Earlier, a staff of the driving school called me to confirm my attendance to the class. She reminded that I need to “pakai baju sopan.” She didn’t tell me anything about footwear.
I wore sandals bbut before class started she lent me a pair of “kasut yang bertutup”.
Nanti kalau JPJ datang check, dia akan suruh kakak keluar sebab tidak menepati syarat hadir ke kelas,” she told me. No JPJ officials came to check on the class. If not, some girls would have to leave class because they too were wearing sandals.
Before going into class, candidates had to have to their right thumb print scanned. We had to do the same after class ended.
In class, I was given an English manual. I had asked for it.
Class was from 9.30am to 3.30pm, with a 30 minute morning and lunch breaks.
I thought I would easily be the oldest candidate in the class but there was someone much older than me. “Saya … saya,” she said, hands in the air when the trainer asked for candidates to introduce themselves.
Nama saya Hasnah … Makcik Hasnah, umur 63 tahun,” she said to the cheers of some 60-odd candidates in the class.
She signed up for both the motorcycle and car driving classes. “Saya takut sebenarnya … saya pernah masuk longkang masa bawa motor,” she told the class. “Saya jerit minta tolong dari dalam longkang tu. Orang datang tolong saya,” she said.
To tell you the truth, we could all do without the class. The girl sitting next to me shook her head countless times as we listened to the trainer’s nonsensical ramblings.
It was to me a total waste of time. We were better off learning the Highway Code by ourselves.

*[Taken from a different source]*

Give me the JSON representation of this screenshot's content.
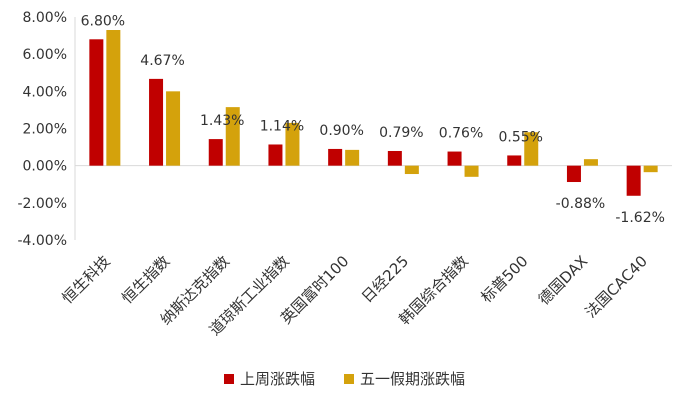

The trainer spent the first three hours of the period sharing his experience about driving and teaching people how to drive. He also got some of the candidates to share their experiences. One student actually slept through the class.
It was the last hour or so that we went through the Drivers Education Curriculum (DEC) book.
Earlier when introducing the book, he told us jokingly to “Balik rumah, rebus buku ni, minum airnya.” We were asked to turn to certain pages, underline a word or a sentence, because these were some of the parts “yang akan keluar semasa ujian nanti,” he said.
I seriously do not see the necessity of having to sit for the class. And if indeed there is a need for one, RTD should constantly drop into the class to see whether the so called syllabus is covered.
Before class ended, we had to inform the staff of the driving school on our chosen date to attend the test.
I signed up for the test on February 19.